Camping World expands credit facilities, extends maturity

Published 19/02/2025, 15:10
Camping World expands credit facilities, extends maturity

LINCOLNSHIRE, IL - Camping World Holdings, Inc. (NYSE:CWH), a retailer of recreational vehicles (RVs) with annual revenue of $6 billion, announced on Tuesday an expansion of its credit facilities and an extension of their maturity. According to InvestingPro analysis, the company’s financial health score is currently rated as WEAK, with a high debt-to-equity ratio of 33.13x. The company entered into a ninth amended and restated credit agreement, which revises its existing floor plan facility.

The amended agreement, secured with Bank of America, N.A. and other lenders, increases the company’s borrowing capacity under the floor plan facility from $1.85 billion to $2.15 billion. Additionally, the letter of credit facility has been raised from $30.0 million to $45.0 million. The maximum amount available under the revolving line of credit remains at $70.0 million. With a current ratio of 1.23, InvestingPro data shows the company maintaining adequate liquidity despite challenging market conditions. Subscribers can access detailed financial health metrics and 12+ additional ProTips for CWH through the comprehensive Pro Research Report.

An accordion feature was also included, offering the option to increase the floor plan facility by $50 million increments, up to a total of $300 million. This feature provides Camping World with the flexibility to adjust its borrowing in response to changes in its inventory financing needs.

Significantly, the maturity date for the Floor Plan Facility has been extended to February 18, 2030, from the previous date of September 30, 2026. However, if certain term loans are not addressed by March 5, 2028, the maturity date will adjust to match that timeline.

The financing can cover up to 100% of the company’s new RV inventory and a varying percentage of used RV inventory. Interest rates for the floor plan notes and letters of credit will range from 1.90% to 2.50% over the floating SOFR, or 0.40% to 1.00% over the base rate, contingent on the company’s consolidated current ratio.

For general corporate purposes, Camping World may borrow, repay, and reborrow under the Revolving Credit Loans. The interest rates for these loans will be either SOFR plus 2.25% or a base rate plus 0.75%, depending on the chosen benchmark.

The credit agreement includes standard events of default, such as payment defaults, covenant breaches, cross-defaults with other indebtedness, and bankruptcy events.
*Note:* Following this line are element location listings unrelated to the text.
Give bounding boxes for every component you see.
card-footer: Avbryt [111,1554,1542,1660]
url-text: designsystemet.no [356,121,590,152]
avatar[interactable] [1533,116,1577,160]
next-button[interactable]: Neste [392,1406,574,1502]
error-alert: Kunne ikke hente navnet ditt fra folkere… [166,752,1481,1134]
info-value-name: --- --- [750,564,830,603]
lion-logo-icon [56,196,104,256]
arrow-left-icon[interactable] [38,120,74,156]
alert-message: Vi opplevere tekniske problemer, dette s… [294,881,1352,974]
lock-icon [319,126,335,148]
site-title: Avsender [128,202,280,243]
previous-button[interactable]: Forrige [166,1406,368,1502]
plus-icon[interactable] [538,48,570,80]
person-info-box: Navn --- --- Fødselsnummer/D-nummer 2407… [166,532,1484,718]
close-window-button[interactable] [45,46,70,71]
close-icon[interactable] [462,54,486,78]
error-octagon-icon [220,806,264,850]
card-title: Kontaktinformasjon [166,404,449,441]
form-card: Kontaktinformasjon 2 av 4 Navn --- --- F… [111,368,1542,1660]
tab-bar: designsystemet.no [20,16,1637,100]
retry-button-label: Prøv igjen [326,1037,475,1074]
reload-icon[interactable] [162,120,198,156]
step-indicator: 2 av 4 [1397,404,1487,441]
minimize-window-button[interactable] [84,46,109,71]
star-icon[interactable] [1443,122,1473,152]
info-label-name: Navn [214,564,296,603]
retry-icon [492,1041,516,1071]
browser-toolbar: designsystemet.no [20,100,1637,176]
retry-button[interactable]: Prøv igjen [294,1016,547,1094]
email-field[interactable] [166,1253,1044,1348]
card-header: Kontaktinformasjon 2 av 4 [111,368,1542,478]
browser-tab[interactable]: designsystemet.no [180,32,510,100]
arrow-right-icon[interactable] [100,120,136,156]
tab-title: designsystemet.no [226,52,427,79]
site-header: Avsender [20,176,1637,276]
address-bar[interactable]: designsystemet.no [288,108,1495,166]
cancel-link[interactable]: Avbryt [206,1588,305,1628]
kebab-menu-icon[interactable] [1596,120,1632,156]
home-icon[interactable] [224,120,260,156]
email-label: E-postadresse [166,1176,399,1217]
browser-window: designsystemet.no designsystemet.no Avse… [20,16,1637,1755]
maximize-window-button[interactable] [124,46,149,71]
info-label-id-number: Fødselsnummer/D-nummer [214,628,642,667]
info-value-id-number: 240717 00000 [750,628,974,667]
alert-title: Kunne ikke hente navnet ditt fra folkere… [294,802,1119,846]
Borrowings are guaranteed by FreedomRoads Intermediate Holdco, LLC and certain subsidiaries, with the administrative agent receiving a first priority security interest in the financed RVs and related sales proceeds.

This financial move, detailed in an 8-K filing with the SEC, demonstrates Camping World’s efforts to strengthen its liquidity and financial flexibility to support its operations and growth initiatives. With a market capitalization of $2.23 billion and a beta of 2.52 indicating high stock volatility, investors seeking deeper insights can access the full financial analysis through InvestingPro’s comprehensive research tools and Fair Value assessments.

In other recent news, Camping World Holdings has announced an updated employment agreement with CEO Marcus Lemonis, effective January 1, 2025. The agreement includes a base salary of $1.5 million and a bonus target of 150% of that salary, alongside 600,000 restricted stock units and performance stock units tied to stock price milestones. BofA Securities has initiated coverage on Camping World, assigning a Buy rating with a price target of $30.00, indicating a potential upside of approximately 43%. The firm’s positive outlook is based on Camping World’s performance, which has surpassed industry benchmarks and a resurgence in used sales and margins.

Additionally, Camping World has extended the maturity date of its revolving credit facility to March 3, 2028, as disclosed in a recent SEC filing. This amendment provides the company with increased financial flexibility, involving a $1.4 billion term loan facility and a $65 million revolving credit facility. In industry-related insights, KeyBanc Capital Markets noted optimism in the RV sector despite affordability concerns, highlighting Camping World’s strategy to address these challenges through competitively priced offerings. The company aims to improve its gross profit and administrative expenses as a percentage of gross profit by 6-7% in 2025.

These developments reflect Camping World’s strategic focus on operational efficiencies and market share gains, as noted by BofA Securities. Camping World’s management has expressed a positive retail environment, although they do not expect significant changes in industry retail levels for 2025 compared to the previous year. The company’s strategic offerings and contract manufacturing strategy continue to bolster its market position.